With millions of points of control and a mix of cloud and edge computing, the renewable energy grid is a massive, distributed computing platform with unique challenges. First, there is a tension between central control and local operation. Local control is required to rapidly respond to changing loads, coordinate among devices, and to operate autonomously when isolated from the grid. Central control is required to meet systems-level objectives, like balancing supply and demand, or communicating price or weather forecasts. Second, these systems are stateful and transactional. For example, message loss is unacceptable for billing electric vehicle charging or settlements for energy-market participation. In such a widely distributed system, knowledge is only eventually consistent, and there are many points of failure, introducing inevitable uncertainty among local and global controllers. Finally, these systems are critical infrastructure. They are operational technology (OT), rather than informational technology (IT). If energy production, storage, or vehicle charging networks are disrupted for a brief period, the impact is severe. Beyond inconvenience, it could cause loss of life. Without power, nothing else works: communications, transportation, agriculture, healthcare, manufacturing. This raises unique systems reliability and cyber security challenges.

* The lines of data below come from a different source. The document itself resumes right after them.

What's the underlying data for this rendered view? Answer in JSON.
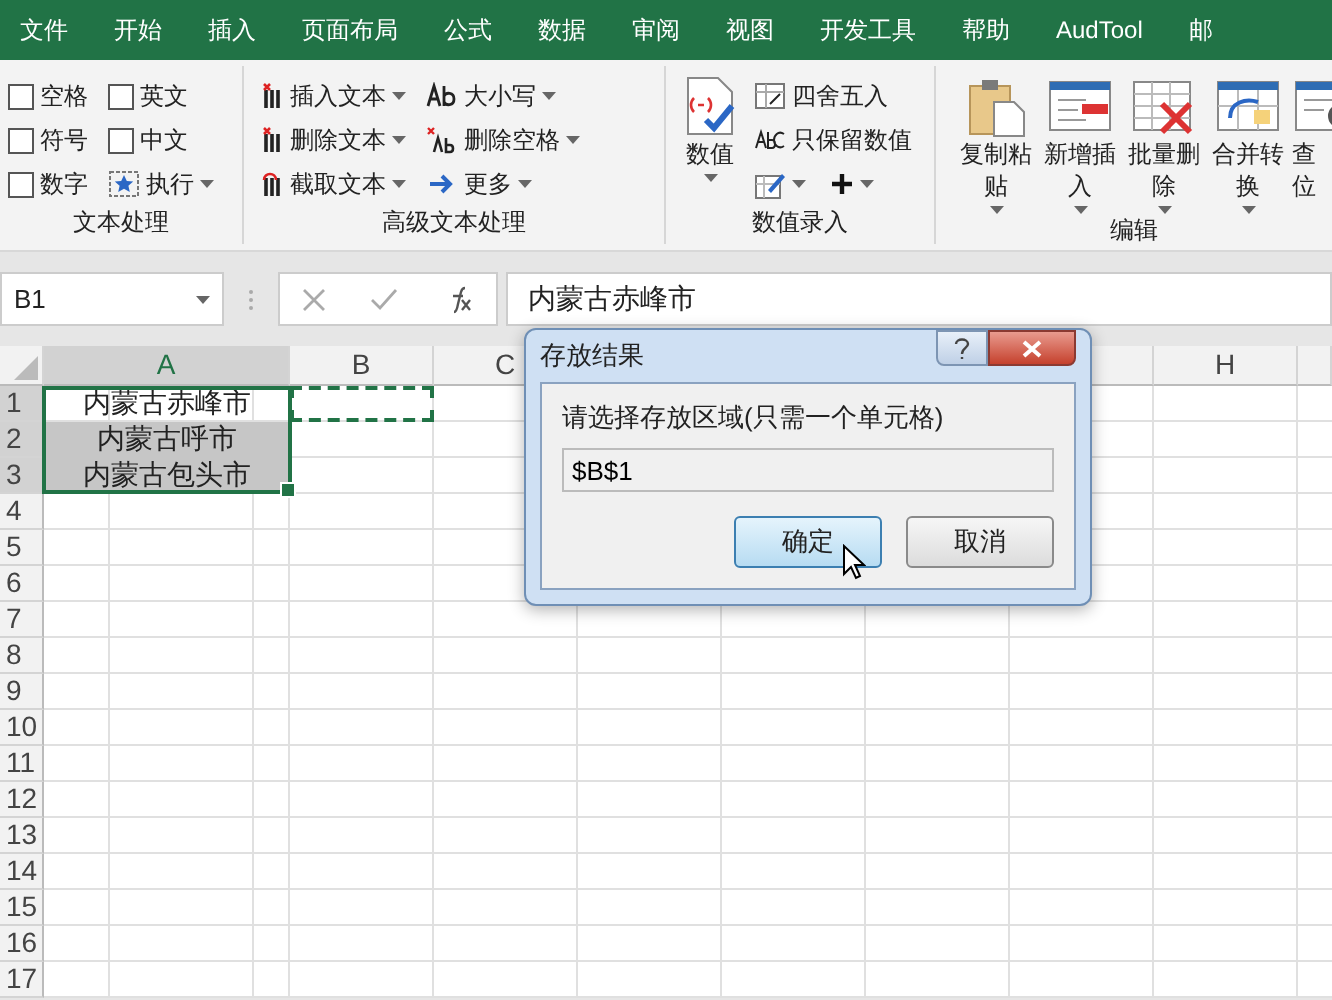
{
  "menu_tabs": [
    {
      "label": "文件"
    },
    {
      "label": "开始"
    },
    {
      "label": "插入"
    },
    {
      "label": "页面布局"
    },
    {
      "label": "公式"
    },
    {
      "label": "数据"
    },
    {
      "label": "审阅"
    },
    {
      "label": "视图"
    },
    {
      "label": "开发工具"
    },
    {
      "label": "帮助"
    },
    {
      "label": "AudTool"
    },
    {
      "label": "邮"
    }
  ],
  "ribbon": {
    "groups": [
      {
        "label": "文本处理",
        "items": [
          {
            "kind": "checkbox",
            "label": "空格",
            "checked": false
          },
          {
            "kind": "checkbox",
            "label": "符号",
            "checked": false
          },
          {
            "kind": "checkbox",
            "label": "数字",
            "checked": false
          },
          {
            "kind": "checkbox",
            "label": "英文",
            "checked": false
          },
          {
            "kind": "checkbox",
            "label": "中文",
            "checked": false
          },
          {
            "kind": "small",
            "label": "执行",
            "dropdown": true
          }
        ]
      },
      {
        "label": "高级文本处理",
        "items": [
          {
            "kind": "small",
            "label": "插入文本",
            "dropdown": true
          },
          {
            "kind": "small",
            "label": "删除文本",
            "dropdown": true
          },
          {
            "kind": "small",
            "label": "截取文本",
            "dropdown": true
          },
          {
            "kind": "small",
            "label": "大小写",
            "dropdown": true
          },
          {
            "kind": "small",
            "label": "删除空格",
            "dropdown": true
          },
          {
            "kind": "small",
            "label": "更多",
            "dropdown": true
          }
        ]
      },
      {
        "label": "数值录入",
        "items": [
          {
            "kind": "large",
            "lines": [
              "数值"
            ],
            "dropdown": true
          },
          {
            "kind": "small",
            "label": "四舍五入",
            "dropdown": false
          },
          {
            "kind": "small",
            "label": "只保留数值",
            "dropdown": false
          },
          {
            "kind": "iconpair",
            "dropdown": true
          }
        ]
      },
      {
        "label": "编辑",
        "items": [
          {
            "kind": "large",
            "lines": [
              "复制粘",
              "贴"
            ],
            "dropdown": true
          },
          {
            "kind": "large",
            "lines": [
              "新增插",
              "入"
            ],
            "dropdown": true
          },
          {
            "kind": "large",
            "lines": [
              "批量删",
              "除"
            ],
            "dropdown": true
          },
          {
            "kind": "large",
            "lines": [
              "合并转",
              "换"
            ],
            "dropdown": true
          },
          {
            "kind": "large",
            "lines": [
              "查",
              "位"
            ],
            "dropdown": false
          }
        ]
      }
    ]
  },
  "formula_bar": {
    "name_box": "B1",
    "content": "内蒙古赤峰市"
  },
  "sheet": {
    "columns": [
      {
        "label": "A"
      },
      {
        "label": "B"
      },
      {
        "label": "C"
      },
      {
        "label": "H"
      }
    ],
    "rows": [
      {
        "number": "1",
        "cells": [
          {
            "value": "内蒙古赤峰市",
            "selected": true,
            "active": true
          },
          {
            "copy_marquee": true
          }
        ]
      },
      {
        "number": "2",
        "cells": [
          {
            "value": "内蒙古呼市",
            "selected": true,
            "active": false
          }
        ]
      },
      {
        "number": "3",
        "cells": [
          {
            "value": "内蒙古包头市",
            "selected": true,
            "active": false
          }
        ]
      },
      {
        "number": "4"
      },
      {
        "number": "5"
      },
      {
        "number": "6"
      },
      {
        "number": "7"
      },
      {
        "number": "8"
      },
      {
        "number": "9"
      },
      {
        "number": "10"
      },
      {
        "number": "11"
      },
      {
        "number": "12"
      },
      {
        "number": "13"
      },
      {
        "number": "14"
      },
      {
        "number": "15"
      },
      {
        "number": "16"
      },
      {
        "number": "17"
      }
    ]
  },
  "dialog": {
    "title": "存放结果",
    "prompt": "请选择存放区域(只需一个单元格)",
    "value": "$B$1",
    "buttons": [
      {
        "label": "确定",
        "selected": true
      },
      {
        "label": "取消",
        "selected": false
      }
    ]
  }
}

Perspectives I want to share:
- Motivate the most critical, challenging, and unsolved problems in large-scale distributed computing and the Internet of Things (IoT) through our transition to renewable energy.
- Share my experiences developing and operating cloud and edge software for the real-time monitoring and control of critical infrastructure, including at IoT scale.
- Promote the use of actor model programming for concurrency, distributed computing, and durably modelling the state of entities, devices, transactions, or workflows through digital twins.
- Reflect on the effectiveness of functional programming, immutable messaging, eventual consistency, streaming data, Reactive Streams, operationalizing machine learning, and a systems engineering approach to observability.
- Argue that asset management at scale is the hardest problem in distributed computing and IoT.
Directions I am excited to explore:
- The Rust programming language, since it provides memory and thread safety, functional programming, and native performance. I am amazed C and C++ are still used so extensively, especially for edge computing (e.g., firmware).
- WebAssembly (wasm) and the ability to deploy small, binary code (e.g., pure, serverless functions; or moving code from cloud to edge), run it securely, and decouple business logic from infrastructure.
- Consequence-Driven Cyber-Informed Engineering (CCE), an approach to cyber security that assumes critical infrastructure will be compromised and uses consequence prioritization and engineering mitigations, rather than cyber hygiene, for securing critical infrastructure.
- Reliably and securely managing state between edge and cloud, including representing uncertainty.
I lead the cloud platforms organization for Tesla Energy developing real-time services and critical infrastructure for power generation, battery storage, vehicle charging, and grid services. Over the past five years, I have seen these platforms grow from their infancy to become the largest and most integrated platforms for distributed, renewable energy in the world. My presentation Tesla Virtual Power Plant details the architecture and technologies used in this large-scale, distributed IoT platform, including some of the unique grid services it can provide.
Before joining Tesla, I worked at OSIsoft developing real-time infrastructures for the monitoring and control of industrial applications. This included developing a distributed time-series database that could scale to millions of series and millions of transactions per second, and publish-subscribe services for messaging among distributed, event-based applications. This software is widely used for critical operations in the process industries, manufacturing, and for power generation, transmission, and distribution.